Protestant recruitment to the Housing Executive is falling despite policies to improve levels, the Assembly heard.
Democratic Unionist MLA Gregory Campbell raised the issue in support of a motion demanding fairness in public sector employment, where he claimed there were many examples of Protestant under-representation.
Sinn Fein said it backed the DUP-sponsored motion because of the history of anti-Catholic discrimination and in the interests of showing fairness to all, but the SDLP's Declan O'Loan accused Mr Campbell of cherry-picking figures to support his case.
Finance minister Sammy Wilson later said figures for employment in the civil service are broadly reflective of community make-up, but he said it is acceptable to raise justifiable concerns.
Mr Campbell said: "In 2003 the Housing Executive announced that they were implementing an affirmative action plan (to) address the underlying problem of Protestant under-representation in the Housing Executive.
"You would expect to see some progress (but) the percentage of Protestants being recruited to the Housing Executive now is less than when they put the affirmative action programme in place."

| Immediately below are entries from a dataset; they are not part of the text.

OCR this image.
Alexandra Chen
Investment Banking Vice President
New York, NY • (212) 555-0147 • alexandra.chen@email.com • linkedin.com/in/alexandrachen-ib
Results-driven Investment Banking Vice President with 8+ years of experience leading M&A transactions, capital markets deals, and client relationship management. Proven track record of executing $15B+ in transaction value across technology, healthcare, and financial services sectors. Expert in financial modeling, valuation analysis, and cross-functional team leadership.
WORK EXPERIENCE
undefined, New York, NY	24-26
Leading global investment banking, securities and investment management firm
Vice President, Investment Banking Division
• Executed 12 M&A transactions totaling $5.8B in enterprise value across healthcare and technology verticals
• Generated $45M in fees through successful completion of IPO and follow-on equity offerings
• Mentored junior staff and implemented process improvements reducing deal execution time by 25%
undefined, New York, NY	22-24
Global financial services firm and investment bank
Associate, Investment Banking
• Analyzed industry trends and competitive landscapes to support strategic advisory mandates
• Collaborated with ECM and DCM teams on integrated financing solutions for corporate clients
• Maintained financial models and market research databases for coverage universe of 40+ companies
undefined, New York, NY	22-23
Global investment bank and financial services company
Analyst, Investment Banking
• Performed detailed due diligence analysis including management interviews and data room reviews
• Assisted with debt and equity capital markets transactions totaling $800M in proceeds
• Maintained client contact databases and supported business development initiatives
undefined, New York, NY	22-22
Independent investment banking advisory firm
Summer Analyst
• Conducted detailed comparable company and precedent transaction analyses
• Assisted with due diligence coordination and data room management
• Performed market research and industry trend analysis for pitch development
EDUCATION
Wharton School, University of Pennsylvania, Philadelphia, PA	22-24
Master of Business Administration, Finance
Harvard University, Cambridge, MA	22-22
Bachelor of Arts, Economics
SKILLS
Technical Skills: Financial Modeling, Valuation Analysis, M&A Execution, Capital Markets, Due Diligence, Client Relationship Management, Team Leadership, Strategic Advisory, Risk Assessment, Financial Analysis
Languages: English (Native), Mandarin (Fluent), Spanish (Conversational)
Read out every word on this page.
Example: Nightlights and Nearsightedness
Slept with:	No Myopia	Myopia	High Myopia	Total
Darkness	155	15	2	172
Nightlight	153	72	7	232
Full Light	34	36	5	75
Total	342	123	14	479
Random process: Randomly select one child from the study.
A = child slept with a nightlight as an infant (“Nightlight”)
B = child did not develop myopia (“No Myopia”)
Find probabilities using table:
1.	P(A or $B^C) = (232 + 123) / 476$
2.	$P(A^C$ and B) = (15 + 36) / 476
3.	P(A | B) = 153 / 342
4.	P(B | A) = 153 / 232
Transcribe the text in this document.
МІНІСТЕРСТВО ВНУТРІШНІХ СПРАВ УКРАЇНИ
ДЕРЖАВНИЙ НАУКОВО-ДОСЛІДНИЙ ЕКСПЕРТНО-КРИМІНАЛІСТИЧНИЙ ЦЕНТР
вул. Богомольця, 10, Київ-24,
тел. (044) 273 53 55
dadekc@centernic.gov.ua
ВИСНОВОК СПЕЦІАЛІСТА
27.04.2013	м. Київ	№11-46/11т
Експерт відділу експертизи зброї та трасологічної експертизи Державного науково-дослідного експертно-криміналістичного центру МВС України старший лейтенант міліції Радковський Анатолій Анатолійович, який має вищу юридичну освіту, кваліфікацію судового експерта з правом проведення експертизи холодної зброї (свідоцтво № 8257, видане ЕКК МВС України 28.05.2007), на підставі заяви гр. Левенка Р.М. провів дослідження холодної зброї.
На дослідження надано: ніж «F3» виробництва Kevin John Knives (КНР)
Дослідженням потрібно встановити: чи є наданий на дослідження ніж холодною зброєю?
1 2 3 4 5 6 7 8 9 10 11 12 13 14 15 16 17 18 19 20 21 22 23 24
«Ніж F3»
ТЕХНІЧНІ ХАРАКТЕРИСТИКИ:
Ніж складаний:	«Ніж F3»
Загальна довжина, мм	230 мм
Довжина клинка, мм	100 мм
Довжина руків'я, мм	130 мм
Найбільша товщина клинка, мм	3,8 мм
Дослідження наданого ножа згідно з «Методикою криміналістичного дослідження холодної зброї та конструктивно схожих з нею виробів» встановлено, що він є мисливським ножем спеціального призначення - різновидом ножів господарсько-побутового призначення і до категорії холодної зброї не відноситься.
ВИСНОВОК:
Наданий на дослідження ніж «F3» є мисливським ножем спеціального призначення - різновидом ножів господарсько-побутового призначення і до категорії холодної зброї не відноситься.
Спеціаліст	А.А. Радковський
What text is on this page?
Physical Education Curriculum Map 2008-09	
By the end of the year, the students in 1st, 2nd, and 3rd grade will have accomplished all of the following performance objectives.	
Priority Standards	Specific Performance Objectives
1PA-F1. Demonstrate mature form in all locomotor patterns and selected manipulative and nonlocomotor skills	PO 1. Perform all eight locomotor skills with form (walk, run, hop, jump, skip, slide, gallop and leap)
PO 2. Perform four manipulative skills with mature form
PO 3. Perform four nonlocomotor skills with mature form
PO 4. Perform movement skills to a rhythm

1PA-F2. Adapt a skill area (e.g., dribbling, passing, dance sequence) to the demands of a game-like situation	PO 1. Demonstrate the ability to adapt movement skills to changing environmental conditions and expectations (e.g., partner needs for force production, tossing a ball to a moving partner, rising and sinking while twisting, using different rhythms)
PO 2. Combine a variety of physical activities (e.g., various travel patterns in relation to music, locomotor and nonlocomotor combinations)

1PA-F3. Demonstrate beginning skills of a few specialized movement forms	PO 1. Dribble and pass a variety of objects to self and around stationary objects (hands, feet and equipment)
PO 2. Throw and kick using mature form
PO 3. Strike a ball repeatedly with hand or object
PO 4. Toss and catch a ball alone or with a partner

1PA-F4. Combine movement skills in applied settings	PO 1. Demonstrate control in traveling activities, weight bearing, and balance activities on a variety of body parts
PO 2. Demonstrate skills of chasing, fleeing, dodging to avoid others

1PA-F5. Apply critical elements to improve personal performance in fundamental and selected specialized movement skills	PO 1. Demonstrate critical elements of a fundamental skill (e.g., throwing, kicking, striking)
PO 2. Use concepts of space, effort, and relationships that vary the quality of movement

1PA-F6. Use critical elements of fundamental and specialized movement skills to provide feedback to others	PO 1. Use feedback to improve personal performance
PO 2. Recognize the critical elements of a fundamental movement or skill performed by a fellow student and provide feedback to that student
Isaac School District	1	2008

He said in 2004 36.6% of those recruited were Protestant, but in 2009 the figure was 33.7%.
Mr Campbell claimed republicans and nationalists did not care about problems with Protestant recruitment in the public sector, and added: "The silence is deafening because they don't seem to mind when it is only Protestants who are being discriminated against."
The SDLP's Mr O'Loan challenged Mr Campbell's wider claims of anti-Protestant discrimination.
"Why does he single out the Housing Executive? I do not know," said Mr O'Loan.